Saturday, March 03, 2018

it's a fascinating story and i get drawn into it repeatedly. my ancestors picked up and moved from boston lincolnshire to boston massachusetts in 1633. the guy i was named after, thomas, was a puritan gentleman and friend of john cotton's. in the new world they settled in downtown boston, with a farm in muddy river (what is now brookline) and went about life. he put his 16 year old son, john, in the boston latin school, founded in 1635, and he graduated that same year. now that's kind of fishy for several reasons. one, he was already two years in the new world, and had started doing other things. there was no harvard yet (it was to follow in a year or two), so we can presume his education was just temporary, if he had any at all.

the tutor who he was assigned to, philemon, ran off with Wainwright, a follower of anne hutchinson, to become the founder of exeter new hampshire. anne, as you might know, was banished from the colony along with others, for being a little too fanatical. it's hard to discern where the leveretts stood on this issue. my sense is that they were deeply involved in the hiring of philemon, perhaps less so in the hiring of whoever followed, and that, since hutchinson was a neighbor, they were right in the thick of it, whatever they felt.

so john goes out and joins the artillery, and starts a life of business which is to include owning ships (losing one off the coast of virginia), owning and selling lots of land, and becoming governor of the colony. he was a kind of high-profile character; once he got started, he was all over the place, representing massachusetts in england, hocking this king or that, coming back, becoming deputy governor and then governor. but when his son was born in 1640, to hannah, daughter of the draper who was their neighbor and family friend, co-founder of the school, no sign of the son, hudson, being in the school at all. the son was born in 1640; if the school indeed taught kids of all ages, from five on up to eighteen, you'd think he'd be in there 1645-1663 or thereabouts, or maybe somebody noticed that he'd dropped out, or caused a scandal, or whatever, but instead, no sign, like he's been expunged from the books. and maybe he has. it's a mystery.
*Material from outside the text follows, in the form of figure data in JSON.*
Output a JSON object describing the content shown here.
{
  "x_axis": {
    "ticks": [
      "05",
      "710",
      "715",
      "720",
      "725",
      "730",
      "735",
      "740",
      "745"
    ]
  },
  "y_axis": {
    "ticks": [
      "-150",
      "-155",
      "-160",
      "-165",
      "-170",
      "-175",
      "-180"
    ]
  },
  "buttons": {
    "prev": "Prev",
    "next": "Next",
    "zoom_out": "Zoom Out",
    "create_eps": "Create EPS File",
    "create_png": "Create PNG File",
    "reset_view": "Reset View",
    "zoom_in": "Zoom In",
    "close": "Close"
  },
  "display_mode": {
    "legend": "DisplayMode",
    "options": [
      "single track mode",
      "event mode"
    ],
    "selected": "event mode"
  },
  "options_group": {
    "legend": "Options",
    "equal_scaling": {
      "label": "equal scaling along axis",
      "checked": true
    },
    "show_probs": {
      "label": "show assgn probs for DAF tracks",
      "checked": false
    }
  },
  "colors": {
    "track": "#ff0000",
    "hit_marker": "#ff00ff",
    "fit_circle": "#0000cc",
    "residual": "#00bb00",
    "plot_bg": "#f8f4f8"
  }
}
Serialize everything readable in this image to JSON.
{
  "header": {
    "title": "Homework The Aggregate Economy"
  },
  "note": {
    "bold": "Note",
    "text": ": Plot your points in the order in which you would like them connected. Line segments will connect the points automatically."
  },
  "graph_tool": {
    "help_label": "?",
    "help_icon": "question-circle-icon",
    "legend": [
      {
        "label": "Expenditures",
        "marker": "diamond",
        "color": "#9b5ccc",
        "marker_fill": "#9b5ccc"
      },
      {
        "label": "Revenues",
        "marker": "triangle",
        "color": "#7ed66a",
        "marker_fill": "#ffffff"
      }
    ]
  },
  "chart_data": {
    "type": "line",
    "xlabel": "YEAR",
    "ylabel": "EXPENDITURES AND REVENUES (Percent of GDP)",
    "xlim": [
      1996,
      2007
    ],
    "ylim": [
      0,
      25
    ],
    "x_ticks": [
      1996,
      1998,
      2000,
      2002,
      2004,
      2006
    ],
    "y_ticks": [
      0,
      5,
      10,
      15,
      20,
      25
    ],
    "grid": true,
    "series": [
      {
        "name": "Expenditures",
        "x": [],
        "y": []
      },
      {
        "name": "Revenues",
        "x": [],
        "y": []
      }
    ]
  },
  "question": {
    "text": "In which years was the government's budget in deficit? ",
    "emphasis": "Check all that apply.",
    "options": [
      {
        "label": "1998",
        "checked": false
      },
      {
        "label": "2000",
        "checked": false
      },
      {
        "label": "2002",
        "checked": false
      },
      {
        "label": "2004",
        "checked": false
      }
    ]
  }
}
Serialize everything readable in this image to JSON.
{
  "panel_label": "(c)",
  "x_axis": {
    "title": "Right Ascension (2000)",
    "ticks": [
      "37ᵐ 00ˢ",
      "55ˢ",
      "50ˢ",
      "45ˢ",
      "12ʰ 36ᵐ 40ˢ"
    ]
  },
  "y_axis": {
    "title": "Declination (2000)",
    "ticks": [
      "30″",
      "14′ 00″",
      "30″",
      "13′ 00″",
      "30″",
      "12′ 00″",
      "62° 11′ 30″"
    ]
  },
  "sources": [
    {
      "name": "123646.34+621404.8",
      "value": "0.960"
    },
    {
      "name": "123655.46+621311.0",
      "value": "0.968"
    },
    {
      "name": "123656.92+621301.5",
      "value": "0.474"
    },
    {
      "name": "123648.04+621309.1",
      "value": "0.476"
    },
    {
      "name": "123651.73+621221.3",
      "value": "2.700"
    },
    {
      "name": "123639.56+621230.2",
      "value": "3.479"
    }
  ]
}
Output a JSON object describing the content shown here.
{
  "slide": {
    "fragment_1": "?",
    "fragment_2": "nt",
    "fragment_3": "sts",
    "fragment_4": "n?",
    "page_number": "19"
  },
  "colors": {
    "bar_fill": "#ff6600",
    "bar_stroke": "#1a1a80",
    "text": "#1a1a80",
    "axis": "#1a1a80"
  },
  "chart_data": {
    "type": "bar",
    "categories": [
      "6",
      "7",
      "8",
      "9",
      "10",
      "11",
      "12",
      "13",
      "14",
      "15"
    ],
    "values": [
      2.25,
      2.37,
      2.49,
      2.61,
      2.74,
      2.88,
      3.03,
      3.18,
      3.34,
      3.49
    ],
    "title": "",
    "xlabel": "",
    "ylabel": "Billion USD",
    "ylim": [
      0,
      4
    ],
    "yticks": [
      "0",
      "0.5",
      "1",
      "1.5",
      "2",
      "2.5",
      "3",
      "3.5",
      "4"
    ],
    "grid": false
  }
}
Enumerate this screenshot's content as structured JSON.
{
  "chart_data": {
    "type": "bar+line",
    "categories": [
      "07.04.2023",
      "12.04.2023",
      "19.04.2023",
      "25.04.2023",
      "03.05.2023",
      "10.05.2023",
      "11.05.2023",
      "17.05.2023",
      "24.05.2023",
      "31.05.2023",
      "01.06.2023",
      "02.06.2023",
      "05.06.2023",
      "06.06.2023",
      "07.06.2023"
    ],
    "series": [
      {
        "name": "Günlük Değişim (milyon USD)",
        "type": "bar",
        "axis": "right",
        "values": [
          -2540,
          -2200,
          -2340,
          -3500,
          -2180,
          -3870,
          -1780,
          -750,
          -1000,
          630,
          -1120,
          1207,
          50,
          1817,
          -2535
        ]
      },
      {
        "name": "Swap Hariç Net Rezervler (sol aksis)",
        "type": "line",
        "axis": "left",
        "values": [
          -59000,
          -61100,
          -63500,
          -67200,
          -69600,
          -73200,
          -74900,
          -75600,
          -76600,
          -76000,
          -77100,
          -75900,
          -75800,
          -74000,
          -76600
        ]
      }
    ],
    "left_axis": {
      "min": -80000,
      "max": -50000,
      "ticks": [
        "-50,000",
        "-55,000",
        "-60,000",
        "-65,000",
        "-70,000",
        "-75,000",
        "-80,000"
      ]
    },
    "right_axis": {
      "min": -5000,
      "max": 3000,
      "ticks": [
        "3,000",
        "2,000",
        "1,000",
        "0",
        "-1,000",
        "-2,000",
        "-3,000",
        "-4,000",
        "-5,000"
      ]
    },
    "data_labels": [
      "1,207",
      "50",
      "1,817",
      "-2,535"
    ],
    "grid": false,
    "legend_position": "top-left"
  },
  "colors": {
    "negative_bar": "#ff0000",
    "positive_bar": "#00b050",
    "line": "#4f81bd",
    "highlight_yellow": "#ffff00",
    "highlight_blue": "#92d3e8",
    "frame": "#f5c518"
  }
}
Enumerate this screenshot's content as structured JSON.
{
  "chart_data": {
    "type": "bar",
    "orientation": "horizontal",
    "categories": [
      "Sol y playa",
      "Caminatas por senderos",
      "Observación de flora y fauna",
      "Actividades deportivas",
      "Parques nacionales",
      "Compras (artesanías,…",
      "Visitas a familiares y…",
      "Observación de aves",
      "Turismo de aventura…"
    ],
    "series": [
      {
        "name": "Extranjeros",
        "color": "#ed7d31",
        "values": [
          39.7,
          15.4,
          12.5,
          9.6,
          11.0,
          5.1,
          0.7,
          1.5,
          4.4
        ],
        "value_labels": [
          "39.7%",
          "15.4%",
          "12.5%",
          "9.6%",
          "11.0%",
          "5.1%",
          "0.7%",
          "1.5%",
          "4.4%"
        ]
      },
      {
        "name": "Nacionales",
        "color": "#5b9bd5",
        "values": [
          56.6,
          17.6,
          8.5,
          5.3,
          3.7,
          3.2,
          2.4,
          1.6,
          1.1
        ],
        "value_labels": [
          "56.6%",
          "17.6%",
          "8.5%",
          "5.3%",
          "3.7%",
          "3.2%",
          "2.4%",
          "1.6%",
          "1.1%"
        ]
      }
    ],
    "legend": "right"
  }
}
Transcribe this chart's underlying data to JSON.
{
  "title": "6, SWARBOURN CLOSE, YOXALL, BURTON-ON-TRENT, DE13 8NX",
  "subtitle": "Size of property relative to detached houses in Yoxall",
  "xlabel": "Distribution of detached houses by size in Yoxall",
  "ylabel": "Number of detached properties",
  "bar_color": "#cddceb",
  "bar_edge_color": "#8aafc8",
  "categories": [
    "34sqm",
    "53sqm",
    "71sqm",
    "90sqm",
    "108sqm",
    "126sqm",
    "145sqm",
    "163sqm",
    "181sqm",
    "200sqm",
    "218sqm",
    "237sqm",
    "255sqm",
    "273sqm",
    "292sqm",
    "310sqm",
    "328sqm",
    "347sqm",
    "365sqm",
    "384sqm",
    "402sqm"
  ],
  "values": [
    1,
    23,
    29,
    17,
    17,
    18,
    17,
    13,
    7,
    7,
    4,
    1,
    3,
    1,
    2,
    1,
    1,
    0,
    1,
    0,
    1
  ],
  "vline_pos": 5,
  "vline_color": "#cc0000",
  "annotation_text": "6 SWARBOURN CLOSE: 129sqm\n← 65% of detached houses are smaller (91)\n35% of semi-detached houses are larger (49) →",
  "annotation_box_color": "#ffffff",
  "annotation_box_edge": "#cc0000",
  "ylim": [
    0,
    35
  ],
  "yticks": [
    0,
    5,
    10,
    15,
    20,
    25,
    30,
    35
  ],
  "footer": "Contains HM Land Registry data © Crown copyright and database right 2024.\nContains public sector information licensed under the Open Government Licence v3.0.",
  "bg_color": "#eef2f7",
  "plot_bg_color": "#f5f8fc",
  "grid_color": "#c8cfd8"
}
the odd thing is, his son, another john, who was to go on to become president of harvard, is all over those books. he entered. he graduated. he gave a speech. he did everything. hudson, for some reason, put his son in the school, but not himself.

it's a mystery, perhaps not to be solved. i'll try my best. i suspect philemon, for some reason. you leave those latin scholars at home alone with a young boy, and, you never know. i've had an instinctual gut hatred for latin from the beginning, and now i find all these ancestors who were deep into it. they wrote a catechisme. they wrote "leverett's latin grammar," or some such thing. i should like latin. instead i like languages, and hate latin. and don't really know why. it's like an echo in my soul that has been passed along. there is some bad experience back there, and i'd like to get to the bottom of it.

hudson, somehow, was damaged for life. didn't join the church, didn't even write it down when he had children. didn't live with the ones he had. came into the record books only when he was selling his father's considerable property. he had one son who turned out well, very well, perhaps brought up by the grandparents. one doesn't know about these things, where were they, actually, and who covered for him when he fell? not sure. by the time he died he owed money, in spite of all the money he was given. and they brought him back, to put him in the family grave, with his mother and grandparents, right there at that little cemetery in downtown boston.